Resolvent betweenness (RB) centrality
Resolvent betweenness (RB) centrality
, also known as \(f\)-betweenness, is a variant of betweenness centrality that quantifies the intermediate role of a node based on the matrix resolvent [2].
Given the adjacency matrix \(A\), the matrix resolvent is defined as
\[
f(A) = \sum_{k=0}^{\infty}s^k A^k = (I - sA)^{-1},
\]
where \(s\) is a penalty factor satisfying \(s \in \left(0, \frac{1}{λ_{\max}}\right)\), with \(λ_{\max}\) being the largest eigenvalue of \(A\). The parameter \(s\) downweights longer walks, reflecting the intuition that short paths contribute more to communicability. Estrada and Higham [2] suggest that a reasonable choice is \(s = \frac{1}{N-1}\), based on comparison with the complete graph \(K_N\).
The entry \(f(A)_{jl}\) measures the communicability between nodes \(j\) and \(l\).
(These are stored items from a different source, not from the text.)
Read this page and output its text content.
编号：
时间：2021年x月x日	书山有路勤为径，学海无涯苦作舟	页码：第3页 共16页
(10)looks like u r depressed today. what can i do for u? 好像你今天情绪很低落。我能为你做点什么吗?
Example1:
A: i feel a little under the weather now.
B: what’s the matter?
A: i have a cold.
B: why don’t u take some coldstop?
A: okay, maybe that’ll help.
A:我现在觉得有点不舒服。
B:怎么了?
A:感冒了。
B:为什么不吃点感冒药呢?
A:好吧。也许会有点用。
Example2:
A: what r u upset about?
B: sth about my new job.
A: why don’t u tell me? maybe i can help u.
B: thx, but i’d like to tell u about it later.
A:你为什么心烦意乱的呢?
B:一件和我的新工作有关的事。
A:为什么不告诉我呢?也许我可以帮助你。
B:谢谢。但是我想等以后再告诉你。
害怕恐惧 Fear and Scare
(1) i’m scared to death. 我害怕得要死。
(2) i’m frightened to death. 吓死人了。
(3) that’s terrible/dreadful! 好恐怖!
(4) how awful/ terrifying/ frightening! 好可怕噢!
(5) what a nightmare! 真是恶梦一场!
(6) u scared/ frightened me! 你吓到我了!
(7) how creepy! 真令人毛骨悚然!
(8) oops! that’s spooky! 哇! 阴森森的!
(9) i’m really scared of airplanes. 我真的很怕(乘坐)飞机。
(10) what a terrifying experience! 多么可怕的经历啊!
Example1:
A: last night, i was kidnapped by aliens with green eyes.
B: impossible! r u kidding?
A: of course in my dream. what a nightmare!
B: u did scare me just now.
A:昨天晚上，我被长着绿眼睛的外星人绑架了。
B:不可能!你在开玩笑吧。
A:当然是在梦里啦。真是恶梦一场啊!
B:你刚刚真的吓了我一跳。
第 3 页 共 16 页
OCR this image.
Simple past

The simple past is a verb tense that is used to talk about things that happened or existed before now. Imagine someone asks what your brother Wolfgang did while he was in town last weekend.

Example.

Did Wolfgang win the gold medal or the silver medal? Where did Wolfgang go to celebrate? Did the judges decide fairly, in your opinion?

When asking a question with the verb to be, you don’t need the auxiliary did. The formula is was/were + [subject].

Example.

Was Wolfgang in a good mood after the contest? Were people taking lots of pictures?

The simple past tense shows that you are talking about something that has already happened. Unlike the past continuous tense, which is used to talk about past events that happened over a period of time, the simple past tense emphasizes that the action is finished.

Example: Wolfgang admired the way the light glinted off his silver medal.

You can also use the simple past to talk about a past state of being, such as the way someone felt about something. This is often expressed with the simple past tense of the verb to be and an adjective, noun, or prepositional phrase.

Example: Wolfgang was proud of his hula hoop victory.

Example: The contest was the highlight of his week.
The resolvent betweenness of node \(i\), denoted \(c_{RB}(i)\), quantifies the overall relative change in communicability between all pairs of nodes when node \(i\) is removed, i.e.,
\[
c_{RB}(i) = \frac{1}{(N-1)(N-2)}
\sum_{j \neq i} \sum_{\substack{l \neq i \\ l \neq j}}
\frac{f(A)_{jl} - f(A - E(i))_{jl}}{f(A)_{jl}},
\]
where \(E(i)\) is the \(N \times N\) matrix with nonzero entries only in row and column \(i\), matching the positions of nonzero entries in \(A\). In other words, \(A - E(i)\) corresponds to the adjacency matrix obtained by removing all edges incident to node \(i\).
Thus, resolvent betweenness (RB) centrality captures the importance of node \(i\) in maintaining communicability across the network.